Whether you’re managing it in-house or working with a PEO company, the importance of managing payroll correctly isn’t lost on you.
Yet many companies still struggle. This is especially apparent when tax time comes along and the CRA selects you for a payroll audit. Keep these five issues in mind during the entire payroll process to help prevent an audit.
1. Salary Expenses
Salary expenses are among the most common infractions the CRA looks for when it conducts an audit. You might think this is the easiest factor to get right, yet many businesses get nailed on it.
Why? It seems simple enough: You pay your employees, you note it down on their T4s, and you call it a day. But some businesses forget about bonuses, commissions, and cash payments made to employees, so they don’t go through payroll properly. Other businesses purposely leave these items off the payroll, in effect paying employees “under the table.”
The CRA is very concerned with the underground labour market in Canada, so you can bet it’ll be watching for irregularities relating to payments.
2. Shareholder Benefits
Shareholder benefits are often incorrectly reported or calculated. Part of the problem is the misunderstanding between accounts payable and human capital managers. They might be on different pages about how shareholder benefits should be handled!
The best thing you can do to avoid audit issues related to the calculation of shareholder benefits is to check out the CRA’s website. The agency provides exact guidelines about when to report shareholder benefits and how to calculate them.
Of course, if you don’t follow the CRA’s guidelines, they’re going to find out when they audit you. It’s better to play it safe.
3. Director Fees
Another sticking point is director fees. There’s often confusion about when and how to calculate director fees. Most of the time, these fees aren’t insurable, but in some circumstances, they are taxable and pensionable.

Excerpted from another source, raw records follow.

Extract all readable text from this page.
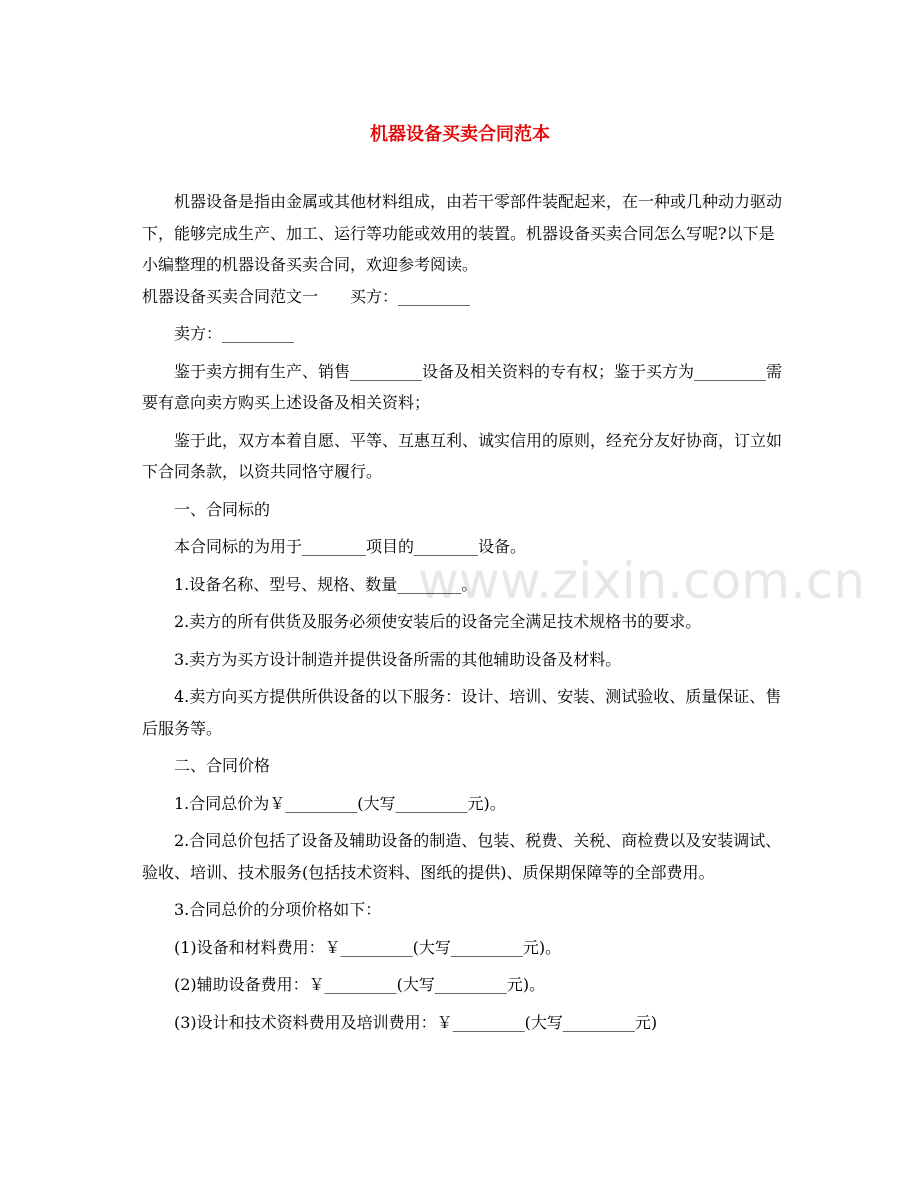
机器设备买卖合同范本
www.zixin.com.cn

机器设备是指由金属或其他材料组成，由若干零部件装配起来，在一种或几种动力驱动下，能够完成生产、加工、运行等功能或效用的装置。机器设备买卖合同怎么写呢?以下是小编整理的机器设备买卖合同，欢迎参考阅读。

机器设备买卖合同范文一　　买方：_________

卖方：_________

鉴于卖方拥有生产、销售_________设备及相关资料的专有权；鉴于买方为_________需要有意向卖方购买上述设备及相关资料；

鉴于此，双方本着自愿、平等、互惠互利、诚实信用的原则，经充分友好协商，订立如下合同条款，以资共同恪守履行。

一、合同标的

本合同标的为用于________项目的________设备。

1.设备名称、型号、规格、数量________。

2.卖方的所有供货及服务必须使安装后的设备完全满足技术规格书的要求。

3.卖方为买方设计制造并提供设备所需的其他辅助设备及材料。

4.卖方向买方提供所供设备的以下服务：设计、培训、安装、测试验收、质量保证、售后服务等。

二、合同价格

1.合同总价为￥_________(大写_________元)。

2.合同总价包括了设备及辅助设备的制造、包装、税费、关税、商检费以及安装调试、验收、培训、技术服务(包括技术资料、图纸的提供)、质保期保障等的全部费用。

3.合同总价的分项价格如下：

(1)设备和材料费用：￥_________(大写_________元)。

(2)辅助设备费用：￥_________(大写_________元)。

(3)设计和技术资料费用及培训费用：￥_________(大写_________元)
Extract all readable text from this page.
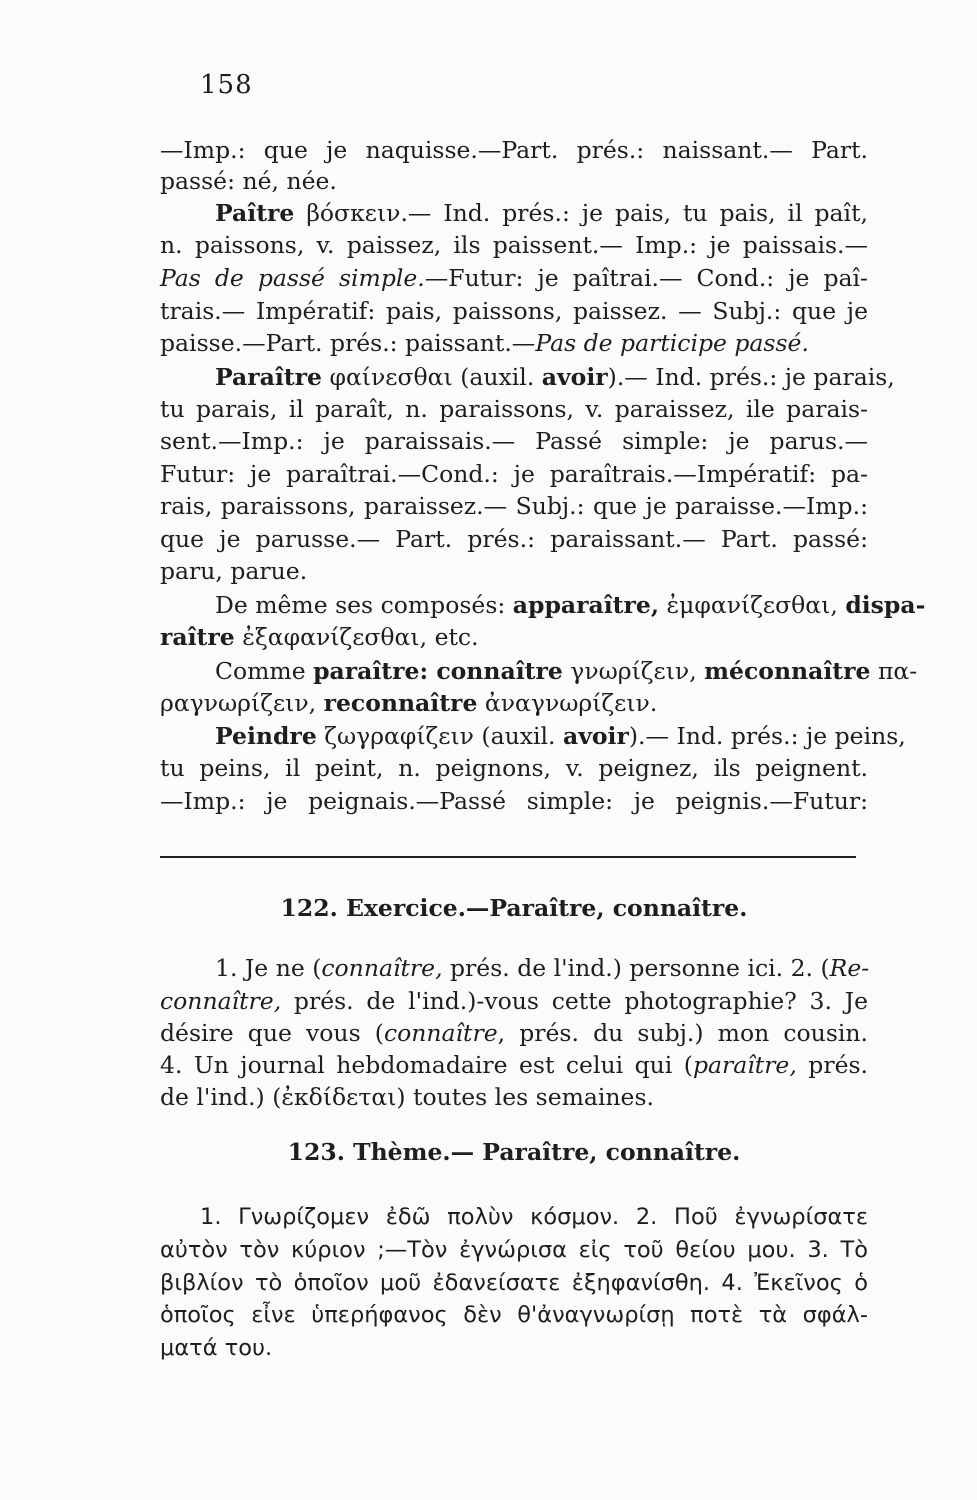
158
—Imp.: que je naquisse.—Part. prés.: naissant.— Part.
passé: né, née.
Paître βόσκειν.— Ind. prés.: je pais, tu pais, il paît,
n. paissons, v. paissez, ils paissent.— Imp.: je paissais.—
Pas de passé simple.—Futur: je paîtrai.— Cond.: je paî-
trais.— Impératif: pais, paissons, paissez. — Subj.: que je
paisse.—Part. prés.: paissant.—Pas de participe passé.
Paraître φαίνεσθαι (auxil. avoir).— Ind. prés.: je parais,
tu parais, il paraît, n. paraissons, v. paraissez, ile parais-
sent.—Imp.: je paraissais.— Passé simple: je parus.—
Futur: je paraîtrai.—Cond.: je paraîtrais.—Impératif: pa-
rais, paraissons, paraissez.— Subj.: que je paraisse.—Imp.:
que je parusse.— Part. prés.: paraissant.— Part. passé:
paru, parue.
De même ses composés: apparaître, ἐμφανίζεσθαι, dispa-
raître ἐξαφανίζεσθαι, etc.
Comme paraître: connaître γνωρίζειν, méconnaître πα-
ραγνωρίζειν, reconnaître ἀναγνωρίζειν.
Peindre ζωγραφίζειν (auxil. avoir).— Ind. prés.: je peins,
tu peins, il peint, n. peignons, v. peignez, ils peignent.
—Imp.: je peignais.—Passé simple: je peignis.—Futur:
122. Exercice.—Paraître, connaître.
1. Je ne (connaître, prés. de l'ind.) personne ici. 2. (Re-
connaître, prés. de l'ind.)-vous cette photographie? 3. Je
désire que vous (connaître, prés. du subj.) mon cousin.
4. Un journal hebdomadaire est celui qui (paraître, prés.
de l'ind.) (ἐκδίδεται) toutes les semaines.
123. Thème.— Paraître, connaître.
1. Γνωρίζομεν ἐδῶ πολὺν κόσμον. 2. Ποῦ ἐγνωρίσατε
αὐτὸν τὸν κύριον ;—Τὸν ἐγνώρισα εἰς τοῦ θείου μου. 3. Τὸ
βιβλίον τὸ ὁποῖον μοῦ ἐδανείσατε ἐξηφανίσθη. 4. Ἐκεῖνος ὁ
ὁποῖος εἶνε ὑπερήφανος δὲν θ'ἀναγνωρίσῃ ποτὲ τὰ σφάλ-
ματά του.
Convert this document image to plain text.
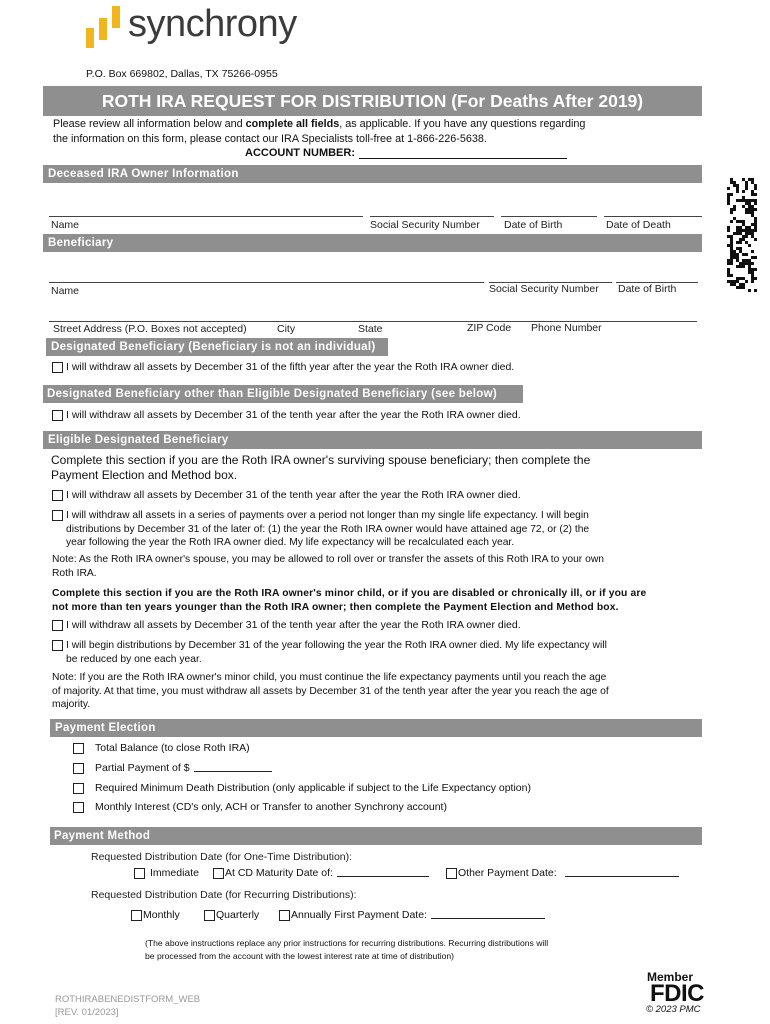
synchrony
P.O. Box 669802, Dallas, TX 75266-0955
ROTH IRA REQUEST FOR DISTRIBUTION (For Deaths After 2019)
Please review all information below and complete all fields, as applicable. If you have any questions regarding
the information on this form, please contact our IRA Specialists toll-free at 1-866-226-5638.
ACCOUNT NUMBER:
Deceased IRA Owner Information
Name	Social Security Number Date of Birth	Date of Death
Beneficiary
Name	Social Security Number Date of Birth
Street Address (P.O. Boxes not accepted)	City	State	ZIP Code Phone Number
Designated Beneficiary (Beneficiary is not an individual)
I will withdraw all assets by December 31 of the fifth year after the year the Roth IRA owner died.
Designated Beneficiary other than Eligible Designated Beneficiary (see below)
I will withdraw all assets by December 31 of the tenth year after the year the Roth IRA owner died.
Eligible Designated Beneficiary
Complete this section if you are the Roth IRA owner's surviving spouse beneficiary; then complete the
Payment Election and Method box.
I will withdraw all assets by December 31 of the tenth year after the year the Roth IRA owner died.
I will withdraw all assets in a series of payments over a period not longer than my single life expectancy. I will begin
distributions by December 31 of the later of: (1) the year the Roth IRA owner would have attained age 72, or (2) the
year following the year the Roth IRA owner died. My life expectancy will be recalculated each year.
Note: As the Roth IRA owner's spouse, you may be allowed to roll over or transfer the assets of this Roth IRA to your own
Roth IRA.
Complete this section if you are the Roth IRA owner's minor child, or if you are disabled or chronically ill, or if you are
not more than ten years younger than the Roth IRA owner; then complete the Payment Election and Method box.
I will withdraw all assets by December 31 of the tenth year after the year the Roth IRA owner died.
I will begin distributions by December 31 of the year following the year the Roth IRA owner died. My life expectancy will
be reduced by one each year.
Note: If you are the Roth IRA owner's minor child, you must continue the life expectancy payments until you reach the age
of majority. At that time, you must withdraw all assets by December 31 of the tenth year after the year you reach the age of
majority.
Payment Election
Total Balance (to close Roth IRA)
Partial Payment of $
Required Minimum Death Distribution (only applicable if subject to the Life Expectancy option)
Monthly Interest (CD's only, ACH or Transfer to another Synchrony account)
Payment Method
Requested Distribution Date (for One-Time Distribution):
Immediate At CD Maturity Date of:	Other Payment Date:
Requested Distribution Date (for Recurring Distributions):
Monthly	Quarterly	Annually First Payment Date:
(The above instructions replace any prior instructions for recurring distributions. Recurring distributions will
be processed from the account with the lowest interest rate at time of distribution)
ROTHIRABENEDISTFORM_WEB
[REV. 01/2023]
Member
FDIC
© 2023 PMC
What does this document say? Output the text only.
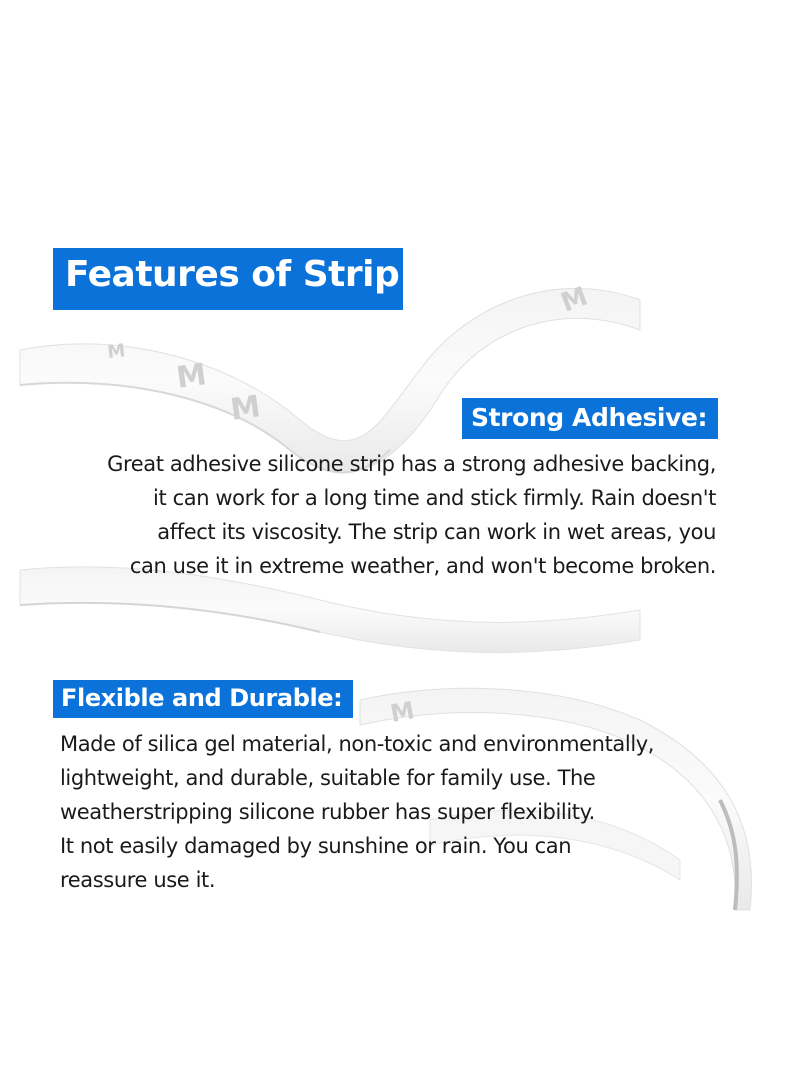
M
M
M
M
M
Features of Strip
Strong Adhesive:
Great adhesive silicone strip has a strong adhesive backing,
it can work for a long time and stick firmly. Rain doesn't
affect its viscosity. The strip can work in wet areas, you
can use it in extreme weather, and won't become broken.
Flexible and Durable:
Made of silica gel material, non-toxic and environmentally,
lightweight, and durable, suitable for family use. The
weatherstripping silicone rubber has super flexibility.
It not easily damaged by sunshine or rain. You can
reassure use it.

Much of it depends on how directors are selected in your company and the benefits bestowed on them. Some directors are elected while others are appointed. Some are entitled to a stipend. Different situations mean different rules when it comes to paying and reporting these fees.
Again, the CRA’s website lays down the law, so use its guidance to avoid audit issues later on.
Did you know parking is a taxable benefit? Many employers don’t! While there are exceptions, you should treat parking you offer to your employees as a taxable benefit. Doing so will help you avoid audit issues if the CRA decides to investigate your books.
Parking isn’t always a taxable benefit. For example, providing parking for a disabled employee is non-taxable. The same is true of parking situations where there are fewer spaces than employees. In most other situations, however, the CRA considers the provision of parking as a taxable benefit, whether or not you own the lot.
You should report the fair market value of this benefit, less any cost your employee bears. If you pay for your employees’ parking, talk to your payroll provider about how to report this benefit.
5. Automobile Operating Expenses
Do your employees often drive for work? If they do, you’ll need to keep accurate logs about who is driving, when, where, and how far. If you have fleet vehicles—company-provided cars, trucks, or vans—you must keep logs.
Employees who use personal vehicles for company purposes should also keep a log. You’re not necessarily required to, but it’s a good idea for both you and the employee. Employees often report inaccurately, which leads to you having incorrect data for your books. Use an app to cut down on incorrect reporting.
If you keep an eye on these five audit issues, audit time will be much less stressful!